Paul is writing to one of his beloved communities of new believers. It seems some of the newness had worn off and he is reminding them of how their relationship started — with him and with Christ. Before he came to them, Paul had been to Philippi where he was beaten and imprisoned for preaching. When he arrived in Thessalonica, it was clear that he wasn't there to use them. He had no interest in their praise or their money. He worked with his hands while he was there so he would not even owe them that. He goes through it point by point, and it has the feeling of someone who wants the record to be honest. I was not that kind of person to you. I wasn't there to see what I could take from you.

He came to give them something. It seems hard to believe someone so persecuted would make the trip to give a gift. So he explains it to them with two beautiful images: a nursing mother and a loving father.

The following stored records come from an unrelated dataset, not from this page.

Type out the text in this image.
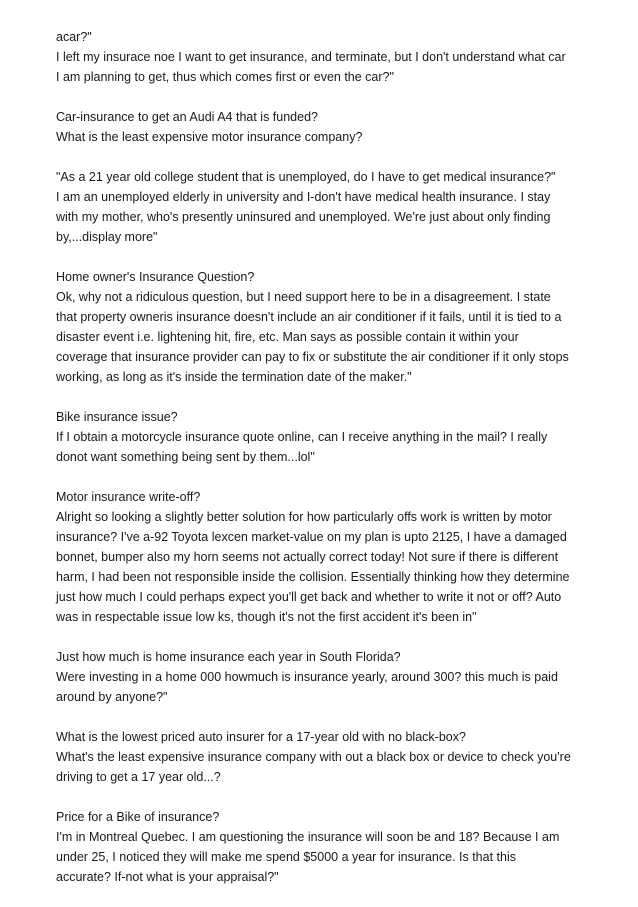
acar?"
I left my insurace noe I want to get insurance, and terminate, but I don't understand what car
I am planning to get, thus which comes first or even the car?"
Car-insurance to get an Audi A4 that is funded?
What is the least expensive motor insurance company?
"As a 21 year old college student that is unemployed, do I have to get medical insurance?"
I am an unemployed elderly in university and I-don't have medical health insurance. I stay
with my mother, who's presently uninsured and unemployed. We're just about only finding
by,...display more"
Home owner's Insurance Question?
Ok, why not a ridiculous question, but I need support here to be in a disagreement. I state
that property owneris insurance doesn't include an air conditioner if it fails, until it is tied to a
disaster event i.e. lightening hit, fire, etc. Man says as possible contain it within your
coverage that insurance provider can pay to fix or substitute the air conditioner if it only stops
working, as long as it's inside the termination date of the maker."
Bike insurance issue?
If I obtain a motorcycle insurance quote online, can I receive anything in the mail? I really
donot want something being sent by them...lol"
Motor insurance write-off?
Alright so looking a slightly better solution for how particularly offs work is written by motor
insurance? I've a-92 Toyota lexcen market-value on my plan is upto 2125, I have a damaged
bonnet, bumper also my horn seems not actually correct today! Not sure if there is different
harm, I had been not responsible inside the collision. Essentially thinking how they determine
just how much I could perhaps expect you'll get back and whether to write it not or off? Auto
was in respectable issue low ks, though it's not the first accident it's been in"
Just how much is home insurance each year in South Florida?
Were investing in a home 000 howmuch is insurance yearly, around 300? this much is paid
around by anyone?"
What is the lowest priced auto insurer for a 17-year old with no black-box?
What's the least expensive insurance company with out a black box or device to check you're
driving to get a 17 year old...?
Price for a Bike of insurance?
I'm in Montreal Quebec. I am questioning the insurance will soon be and 18? Because I am
under 25, I noticed they will make me spend $5000 a year for insurance. Is that this
accurate? If-not what is your appraisal?"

A nursing mother does not nurse to perform. She gives because the child is hungry and she has what he needs. Paul says that is what the Thessalonians were to him — not a platform, not an audience, not a project. People he had come to love. So what he shared was not just the message. It was his life. And then, same love, different mode — a father who encourages, comforts, urges them to live lives worthy of God. A father's quiet confidence in what his child is made for.

Thankfully, our lives are rarely as dramatic as being beaten and persecuted, but there are still opportunities to give for love's sake. A few years back I was in town for a board meeting. Everyone in that room has a purpose and is asking for something. I had time before things started, so I went to mass. Walking out of the church, there was a man sitting outside. Homeless, clearly having a rough go of it. I asked if he wanted to get breakfast. We went to a little out of the way place that he knew was safe for him and we ate. As we were leaving, he held my hand and said a beautiful prayer.

Someone I told about it later said he could have been taking advantage of me. I remember thinking — maybe. But I had come out of the Eucharist that morning and I saw Christ in him. The question of whether I was being played just did not feel like the most important thing.

That is what Paul is describing with both images. The nursing mother is not running a risk analysis. The father is not looking for a return. They give because of who the other person is to them. And the only way to give like that is to not need something back.

Motive cannot be hidden for long, and it is the dividing line as we try to live our faith. On one side: flattery, masks, praise-seeking, leveraging whatever authority you have. We cannot witness with something running underneath it — something that wants to get, not give. Others can feel the falsehood and quickly see how they are being used. Whatever it may be, that is not love.

On the other side: a mother who feeds and a father who says you were made for more. Both showing the same love, neither one protecting itself or seeking their own gain. The only agenda is love. The only question is "What can I do for the person in front of me?" That is the love that lets the person in front of us put their guard down so that they can truly experience Christ in our midst.

I would rather be a fool a hundred times and serve Christ once than always look like I have it together and never serve Him at all.

My Response for Today:
Before I speak up about something that matters today, I will ask myself what I am hoping to get from saying it.